Relevant activities would be sales of goods and relevant services including the following:
- personal services outside of an employment relationship (e.g. transportation and delivery services, manual labour, tutoring, data manipulation and clerical, legal or accounting tasks);
- rental of real property (residential or commercial; parking spaces); and
- rental of means of transportation.
Reporting would not be required in respect of sellers that represent a limited compliance risk, including government entities, publicly listed entities, large providers of hotel accommodation (more than 2,000 per year in respect of a property listing) and, with respect to the sales of goods, sellers who make less than 30 sales a year for a total of not more than 2,000 euro.
Reporting platform operators would be required to provide the required disclosures to CRA by January 31 of the year following the calendar year.
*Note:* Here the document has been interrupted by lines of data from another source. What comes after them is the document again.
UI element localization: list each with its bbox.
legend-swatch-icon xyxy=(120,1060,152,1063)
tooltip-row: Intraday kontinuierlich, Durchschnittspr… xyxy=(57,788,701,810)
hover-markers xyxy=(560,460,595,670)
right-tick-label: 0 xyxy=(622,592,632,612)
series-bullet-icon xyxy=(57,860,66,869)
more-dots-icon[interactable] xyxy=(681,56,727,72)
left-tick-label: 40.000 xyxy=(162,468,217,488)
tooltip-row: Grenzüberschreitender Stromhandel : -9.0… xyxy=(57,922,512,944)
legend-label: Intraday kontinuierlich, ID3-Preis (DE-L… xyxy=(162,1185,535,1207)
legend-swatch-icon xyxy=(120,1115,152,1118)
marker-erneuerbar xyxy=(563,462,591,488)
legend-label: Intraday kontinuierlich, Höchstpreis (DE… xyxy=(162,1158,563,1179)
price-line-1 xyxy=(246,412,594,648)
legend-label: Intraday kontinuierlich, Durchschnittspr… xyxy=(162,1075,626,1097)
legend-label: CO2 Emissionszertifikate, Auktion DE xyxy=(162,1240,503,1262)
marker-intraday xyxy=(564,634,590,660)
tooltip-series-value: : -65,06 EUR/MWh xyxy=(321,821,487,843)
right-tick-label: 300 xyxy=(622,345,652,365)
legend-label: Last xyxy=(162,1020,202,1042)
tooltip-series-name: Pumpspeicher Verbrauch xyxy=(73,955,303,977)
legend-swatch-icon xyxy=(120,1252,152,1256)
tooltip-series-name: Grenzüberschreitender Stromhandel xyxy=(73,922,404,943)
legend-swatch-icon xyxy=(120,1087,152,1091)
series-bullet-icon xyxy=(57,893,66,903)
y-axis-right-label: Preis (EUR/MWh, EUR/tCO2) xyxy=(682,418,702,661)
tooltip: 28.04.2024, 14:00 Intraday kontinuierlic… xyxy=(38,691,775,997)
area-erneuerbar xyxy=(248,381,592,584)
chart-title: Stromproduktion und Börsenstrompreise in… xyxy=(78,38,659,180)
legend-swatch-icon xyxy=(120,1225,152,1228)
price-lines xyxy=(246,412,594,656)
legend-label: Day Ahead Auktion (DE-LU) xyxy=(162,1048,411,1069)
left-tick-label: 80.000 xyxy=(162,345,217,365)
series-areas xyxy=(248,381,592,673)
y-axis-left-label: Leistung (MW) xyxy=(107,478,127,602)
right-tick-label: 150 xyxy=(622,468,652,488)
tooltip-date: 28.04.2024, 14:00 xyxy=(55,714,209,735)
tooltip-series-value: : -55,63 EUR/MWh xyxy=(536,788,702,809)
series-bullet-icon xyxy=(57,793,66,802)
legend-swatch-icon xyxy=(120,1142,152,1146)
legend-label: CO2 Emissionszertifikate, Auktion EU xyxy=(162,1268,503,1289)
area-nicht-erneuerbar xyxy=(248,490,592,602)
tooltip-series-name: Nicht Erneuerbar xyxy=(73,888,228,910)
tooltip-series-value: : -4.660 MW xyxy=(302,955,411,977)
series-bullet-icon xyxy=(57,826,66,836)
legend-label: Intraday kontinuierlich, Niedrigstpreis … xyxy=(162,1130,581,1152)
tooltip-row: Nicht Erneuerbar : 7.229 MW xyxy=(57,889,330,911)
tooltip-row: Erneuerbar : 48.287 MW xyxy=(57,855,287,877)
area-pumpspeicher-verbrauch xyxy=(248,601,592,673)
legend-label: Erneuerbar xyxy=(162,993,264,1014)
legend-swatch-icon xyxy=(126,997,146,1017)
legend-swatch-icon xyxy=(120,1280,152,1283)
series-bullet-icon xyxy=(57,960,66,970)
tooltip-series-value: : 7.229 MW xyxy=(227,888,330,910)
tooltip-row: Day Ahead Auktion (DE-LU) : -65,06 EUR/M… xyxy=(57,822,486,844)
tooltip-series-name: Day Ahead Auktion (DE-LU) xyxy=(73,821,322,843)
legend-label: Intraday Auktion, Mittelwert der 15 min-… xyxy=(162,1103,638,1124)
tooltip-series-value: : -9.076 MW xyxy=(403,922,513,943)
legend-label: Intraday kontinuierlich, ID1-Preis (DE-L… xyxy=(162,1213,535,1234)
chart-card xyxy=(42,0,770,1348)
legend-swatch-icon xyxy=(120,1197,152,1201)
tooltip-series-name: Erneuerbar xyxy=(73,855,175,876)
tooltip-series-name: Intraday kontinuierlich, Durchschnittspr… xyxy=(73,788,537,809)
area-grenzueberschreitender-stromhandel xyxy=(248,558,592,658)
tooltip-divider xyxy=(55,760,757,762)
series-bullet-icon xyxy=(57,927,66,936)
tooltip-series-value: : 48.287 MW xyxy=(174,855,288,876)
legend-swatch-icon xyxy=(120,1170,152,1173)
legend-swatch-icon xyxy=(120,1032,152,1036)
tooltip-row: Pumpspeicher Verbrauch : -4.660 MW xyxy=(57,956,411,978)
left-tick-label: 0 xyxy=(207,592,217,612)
CRA would automatically exchange information received on sellers resident in partner jurisdictions. Likewise, CRA would receive information on Canadian sellers from partner jurisdictions. This measure would apply to calendar years beginning after 2023, with the first reporting and exchange of information expected to take place in early 2025 with respect to the 2024 calendar year.
Ban on Residential Real Estate Purchases by Non-residents
The government intends to prohibit foreign commercial enterprises and people who are not Canadian citizens or permanent residents from acquiring non-recreational, residential property in Canada for a period of two years. This would not apply to refugees and people authorized to come to Canada while fleeing international crises, certain international students on the path to permanent residency or individuals on work permits who are residing in Canada.
Other International Measures
International Tax Reform – Base Erosion and Profit Shifting
Canada is one of 137 members of the OECD/Group of 20 (G20) Inclusive Framework on Base Erosion and Profit Shifting (the Inclusive Framework) that have joined a two-pillar plan for international tax reform agreed to on October 8, 2021. Budget 2022 reiterates Canada’s commitment to the framework, and its intention to implement the Pillar One (intended to reallocate a portion of taxing rights over the profits of the largest and most profitable multinational enterprises to market countries where their users and customers are located) and Pillar Two (intended to ensure that the profits of large multinational enterprises are subject to an effective tax rate of at least 15%, regardless of where they are earned) initiatives.
Budget 2022 sets out the government’s plans for consultation and implementation of these initiatives.
Anti-Avoidance – Interest Stripping
Interest paid from a Canadian resident to a non-arm’s length non-resident is generally subject to a 25% flat withholding tax, reduced under various tax treaties (often to either 10% or 15%; generally to nil where paid to U.S. residents). Budget 2022 proposes measures to address certain arrangements (referred to as interest coupon stripping arrangements) to ensure that this withholding tax is not avoided.